Brent crude briefly spiked to $126.41 a barrel, while WTI was flat at $106.7, as traders priced in escalation risk from the US-Iran conflict and a prolonged Strait of Hormuz disruption. US average gasoline prices hit a four-year high of $4.30 a gallon, underscoring inflation pressure and supply stress after eight straight days of gains in global crude prices. The article highlights a broad market repricing of Middle East supply risk, with potential for further upside if energy infrastructure is hit or the blockade is extended.

Analysis

The market is pricing not just a higher oil equilibrium, but a regime shift in supply reliability. When shipping insurance, port access, and futures curve mechanics all break at once, the first-order move in crude can understate the second-order hit to margins for refiners, airlines, chemicals, and any importer with weak hedging discipline. The biggest near-term winner is volatility itself: front-end options, calendar spreads, and physical/financial basis dislocations should remain elevated until the Strait of Hormuz reopening is credible, not merely discussed. The key underappreciated feedback loop is inflation pass-through into policy and demand destruction.

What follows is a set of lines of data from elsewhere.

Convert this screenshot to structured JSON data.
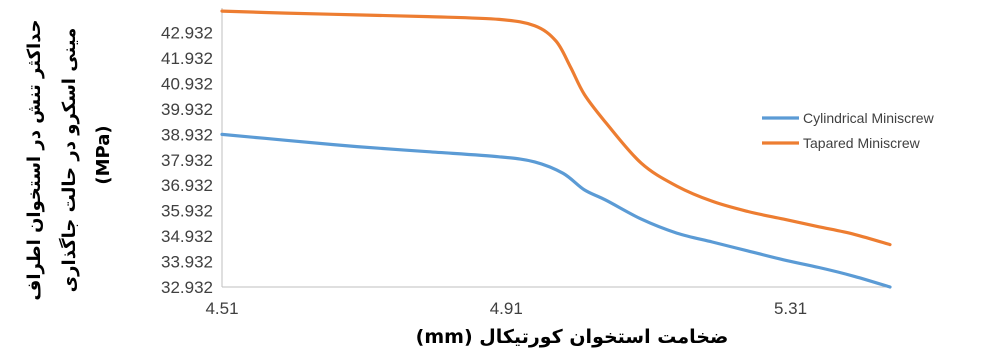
{
  "chart_data": {
    "type": "line",
    "xlabel": "ضخامت استخوان کورتیکال (mm)",
    "ylabel_lines": [
      "حداکثر تنش در استخوان اطراف",
      "مینی اسکرو در حالت جاگذاری",
      "(MPa)"
    ],
    "x_ticks": [
      "4.51",
      "4.91",
      "5.31"
    ],
    "y_ticks": [
      "32.932",
      "33.932",
      "34.932",
      "35.932",
      "36.932",
      "37.932",
      "38.932",
      "39.932",
      "40.932",
      "41.932",
      "42.932"
    ],
    "xlim": [
      4.51,
      5.45
    ],
    "ylim": [
      32.932,
      43.9
    ],
    "grid": false,
    "legend_position": "right",
    "series": [
      {
        "name": "Cylindrical Miniscrew",
        "color": "#5B9BD5",
        "x": [
          4.51,
          4.6,
          4.7,
          4.8,
          4.9,
          4.95,
          4.99,
          5.02,
          5.05,
          5.1,
          5.15,
          5.2,
          5.25,
          5.3,
          5.35,
          5.4,
          5.45
        ],
        "y": [
          38.93,
          38.7,
          38.45,
          38.25,
          38.05,
          37.85,
          37.4,
          36.75,
          36.35,
          35.6,
          35.05,
          34.7,
          34.35,
          34.0,
          33.7,
          33.35,
          32.932
        ]
      },
      {
        "name": "Tapared Miniscrew",
        "color": "#ED7D31",
        "x": [
          4.51,
          4.6,
          4.7,
          4.8,
          4.9,
          4.95,
          4.98,
          5.0,
          5.02,
          5.05,
          5.1,
          5.15,
          5.2,
          5.25,
          5.3,
          5.35,
          5.4,
          5.45
        ],
        "y": [
          43.78,
          43.7,
          43.63,
          43.56,
          43.45,
          43.2,
          42.6,
          41.6,
          40.5,
          39.4,
          37.8,
          36.9,
          36.3,
          35.9,
          35.6,
          35.3,
          35.0,
          34.6
        ]
      }
    ]
  }
}
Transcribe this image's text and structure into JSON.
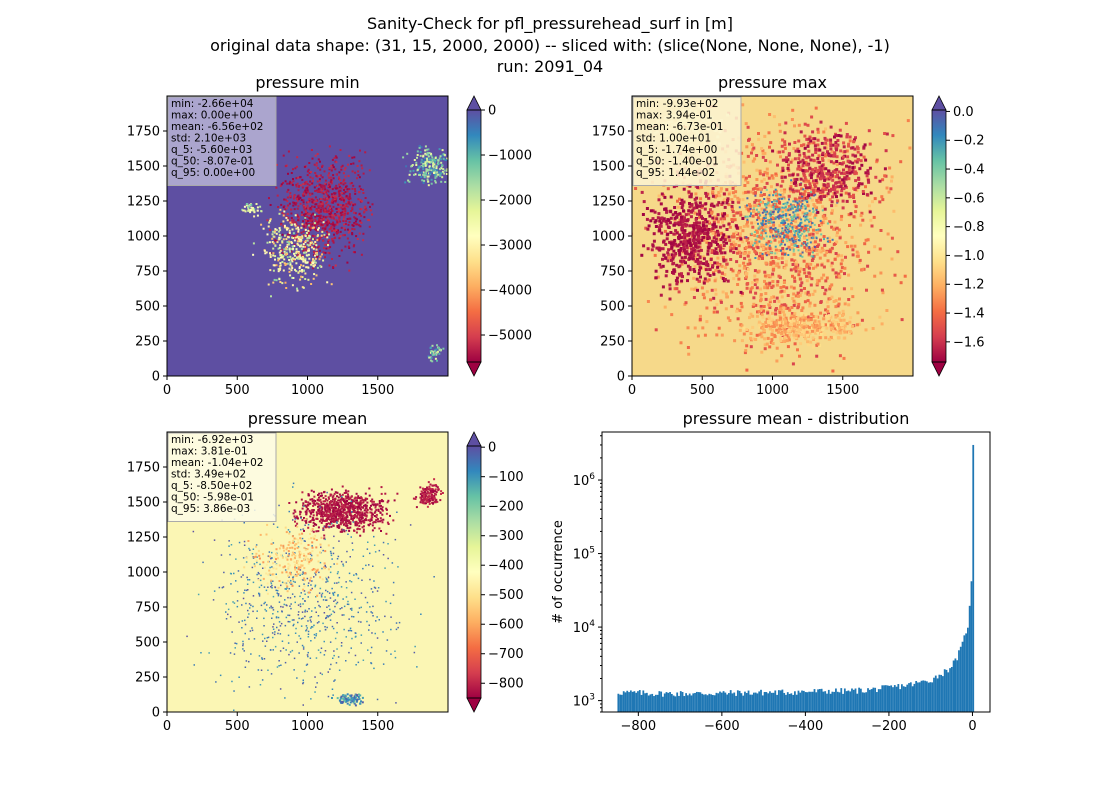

A sustained move above current levels meaningfully compresses real disposable income in the US and Europe within weeks, which is bearish for discretionary retail, travel, and eventually industrial freight. In Asia, where energy import dependence is highest, this becomes a working-capital and FX stress event first, then a demand event; that argues for stress in EM importers before you see a broad global recession print. Consensus is likely underestimating how quickly the curve can invert from panic to normalization if diplomacy or a verifiable shipping workaround appears. The market is currently paying up for tail risk, so the better expression is not outright long crude, but long convexity tied to continued disruption and short beneficiaries with fragile margins. DB’s modest sensitivity implies the credit channel is the cleaner read-through than the equity channel: tighter spreads in energy lenders are less likely than a rerating in financials exposed to consumer and transport credit deterioration.